Contact us

Some financial and tax facts about divorce

Some financial and tax facts about divorce
  • If divorce proceedings are pending or if the spouses have been separated for two years, the surviving spouse is not entitled to a compulsory portion.
  • If the income of the parent paying child maintenance is low or insufficient, but the assets are high, the assets are taken into account when determining the maintenance.
  • The minimum subsistence level of the paying parent must always be secured and covered. No pension is payable if the payment of a pension reduces the strict minimum subsistence level of the paying parent.
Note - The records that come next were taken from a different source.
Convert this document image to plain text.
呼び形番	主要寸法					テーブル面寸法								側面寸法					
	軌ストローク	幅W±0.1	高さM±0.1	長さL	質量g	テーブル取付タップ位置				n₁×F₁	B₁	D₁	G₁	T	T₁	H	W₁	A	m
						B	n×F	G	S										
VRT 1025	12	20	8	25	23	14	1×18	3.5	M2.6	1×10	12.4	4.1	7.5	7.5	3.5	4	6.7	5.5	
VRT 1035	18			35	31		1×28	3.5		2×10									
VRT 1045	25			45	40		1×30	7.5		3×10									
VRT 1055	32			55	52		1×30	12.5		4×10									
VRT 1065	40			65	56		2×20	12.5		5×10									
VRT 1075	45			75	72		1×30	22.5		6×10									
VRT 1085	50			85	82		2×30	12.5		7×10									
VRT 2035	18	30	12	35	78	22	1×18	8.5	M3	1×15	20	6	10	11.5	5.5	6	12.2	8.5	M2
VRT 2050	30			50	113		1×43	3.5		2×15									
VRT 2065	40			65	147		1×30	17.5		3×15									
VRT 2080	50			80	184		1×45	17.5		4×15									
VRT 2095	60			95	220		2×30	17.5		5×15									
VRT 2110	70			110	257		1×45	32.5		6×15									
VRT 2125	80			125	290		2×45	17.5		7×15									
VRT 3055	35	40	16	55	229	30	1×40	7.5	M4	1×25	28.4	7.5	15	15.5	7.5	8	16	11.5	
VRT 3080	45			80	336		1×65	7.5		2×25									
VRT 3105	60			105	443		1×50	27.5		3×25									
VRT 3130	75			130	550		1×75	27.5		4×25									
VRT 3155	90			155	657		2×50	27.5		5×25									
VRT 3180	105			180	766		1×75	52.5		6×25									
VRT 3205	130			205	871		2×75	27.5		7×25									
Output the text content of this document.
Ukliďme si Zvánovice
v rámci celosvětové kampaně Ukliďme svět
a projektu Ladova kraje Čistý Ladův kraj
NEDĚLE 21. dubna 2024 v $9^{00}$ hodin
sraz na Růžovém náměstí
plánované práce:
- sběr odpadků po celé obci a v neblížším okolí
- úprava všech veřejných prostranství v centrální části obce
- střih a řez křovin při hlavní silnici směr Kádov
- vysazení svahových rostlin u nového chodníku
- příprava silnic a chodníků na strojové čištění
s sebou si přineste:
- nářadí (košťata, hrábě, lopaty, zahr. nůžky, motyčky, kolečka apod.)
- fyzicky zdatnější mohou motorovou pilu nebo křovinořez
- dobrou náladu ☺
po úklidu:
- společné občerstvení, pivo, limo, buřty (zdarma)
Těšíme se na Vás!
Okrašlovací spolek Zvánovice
  • The pension hierarchy must be observed. This means that if financial resources are limited, the pension for minor children takes precedence over the pension for the (ex-)spouse. The ex-spouse’s pension in turn has priority over the pension for adult children. The minor child always has priority.
  • Assets are taken into account when determining child maintenance if they are very large and income is low.
  • The court is always free to decide on the amount of the contribution for the child. It is not bound by the consent of the parents and decides solely in the interests of the child.
  • Upon divorce, the spouses switch from joint taxation to separate assessment.
  • Outstanding tax debts up to the date of separation are jointly and severally charged to both spouses.
  • Children, regardless of their parentage, are all treated equally. Pensions are the same for everyone of the same age.